The origins of eating Matcha as a dessert go back to around 1965. In those days, coffee shops were so popular that everybody drank coffee, and both Japanese tea and Matcha were disappearing from people’s everyday lives. In a shop called “Kyo Hayashiya” - which was opened by the fifth master of the teahouse “Hayashiya Saten” (founded in 1794)- Kyoto’s first “Matcha Parfait” was born out of the master’s wish “to make tea more approachable”. Matcha Parfait became well known throughout Japan as a result of word of mouth by Maiko (apprentice Geisha), and it became popular because people could enjoy Matcha without worrying too much about the etiquette and customs involved in tea ceremonies. Today, in Kyoto, people spend their afternoons eating Matcha and chatting with their friends, just like they used to over coffee.

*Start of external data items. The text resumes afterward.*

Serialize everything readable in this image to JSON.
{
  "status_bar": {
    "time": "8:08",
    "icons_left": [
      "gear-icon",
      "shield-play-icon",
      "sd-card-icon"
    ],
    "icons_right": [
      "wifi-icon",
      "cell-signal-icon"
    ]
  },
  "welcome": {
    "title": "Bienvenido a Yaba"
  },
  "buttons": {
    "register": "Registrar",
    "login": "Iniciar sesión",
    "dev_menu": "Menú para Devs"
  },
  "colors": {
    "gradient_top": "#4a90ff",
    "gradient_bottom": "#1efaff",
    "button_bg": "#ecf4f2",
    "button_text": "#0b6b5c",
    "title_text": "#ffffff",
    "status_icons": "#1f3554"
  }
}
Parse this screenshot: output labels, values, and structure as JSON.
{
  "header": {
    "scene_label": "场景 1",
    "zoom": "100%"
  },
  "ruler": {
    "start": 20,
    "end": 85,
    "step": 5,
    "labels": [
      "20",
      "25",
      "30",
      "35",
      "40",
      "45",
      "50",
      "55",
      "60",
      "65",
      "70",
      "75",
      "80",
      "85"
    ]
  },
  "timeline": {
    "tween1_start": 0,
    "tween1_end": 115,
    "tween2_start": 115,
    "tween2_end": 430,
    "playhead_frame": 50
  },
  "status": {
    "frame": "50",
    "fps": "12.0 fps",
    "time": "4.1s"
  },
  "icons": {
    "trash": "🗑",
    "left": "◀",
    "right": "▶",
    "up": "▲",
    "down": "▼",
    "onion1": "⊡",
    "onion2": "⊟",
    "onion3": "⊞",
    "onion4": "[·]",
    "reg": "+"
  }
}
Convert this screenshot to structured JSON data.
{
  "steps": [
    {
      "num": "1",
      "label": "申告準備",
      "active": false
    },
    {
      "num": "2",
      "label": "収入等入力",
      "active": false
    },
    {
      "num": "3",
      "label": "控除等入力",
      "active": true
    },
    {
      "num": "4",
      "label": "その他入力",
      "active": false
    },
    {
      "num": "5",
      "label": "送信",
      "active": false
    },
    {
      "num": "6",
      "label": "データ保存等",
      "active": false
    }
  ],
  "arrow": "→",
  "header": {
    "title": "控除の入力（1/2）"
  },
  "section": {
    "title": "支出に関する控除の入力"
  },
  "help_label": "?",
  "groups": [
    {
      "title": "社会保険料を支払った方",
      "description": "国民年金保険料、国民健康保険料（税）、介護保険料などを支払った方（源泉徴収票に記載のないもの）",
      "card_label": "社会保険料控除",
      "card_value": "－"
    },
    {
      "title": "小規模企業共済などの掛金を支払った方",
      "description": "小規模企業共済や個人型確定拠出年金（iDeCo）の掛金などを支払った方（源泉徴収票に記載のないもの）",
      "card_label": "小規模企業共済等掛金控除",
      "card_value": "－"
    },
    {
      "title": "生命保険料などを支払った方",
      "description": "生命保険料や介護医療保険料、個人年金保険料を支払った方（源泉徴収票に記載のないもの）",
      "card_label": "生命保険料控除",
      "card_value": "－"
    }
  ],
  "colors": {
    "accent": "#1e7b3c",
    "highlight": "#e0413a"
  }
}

We often consider Kyoto’s tea special and it has an image that differs from that of the tea of Shizuoka, the prefecture best known for the production of Japanese tea. The special nature of Kyoto’s tea may be derived from the fact that Kyoto’s history has developed along with its tea.

Kyoto,the city of tea

Ujicha is well known as Kyoto’s tea and its history goes back approximately 800 years to the end of the Heian period. In those days, Japan had a diplomatic relationship with China’s Song Dynasty, which made it possible for a monk named Eisai to go to China in order to learn about planting tea, tea-making tools and tea-making before returning to Japan. The teas that Eisai studied were similar to today’s Matcha. Later, a high priest named Myoe Shonin (from the Kyoto Kouzan-ji Temple) planted seeds given to him by Eisai in Kyoto’s Toganoo and it was thus that Ujicha was born. In the Muromachi period (1338-1573), with the encouragement of the Ashikaga Shogunate, the popularity of Ujicha spread throughout Japan. The tea masters of Ujicha continued to receive general assistance from the Shogun and, in the Edo period (1603-1867), it is said that, in the season for new tea, which was called “Ochatsubo Dochu”, they took their tea to the Shogun as a tribute. (Photo: Reproduction of the scene by “Chasho Iroku-en”). Under this patronage, Sencha (boiled tea) was later created by Nagatani Soen of Ujitawara-go Yuyatani. As you can see, there are various dramas behind tea in Kyoto, all of which have been played out over hundreds of years.

To enjoy tea in Kyoto means to touch the endless history of this beverage, which reaches back to the final years of the Heian period. In enjoying tea, you can also learn the new ways of tea that are unique to Kyoto, and that result from blending the old and the new.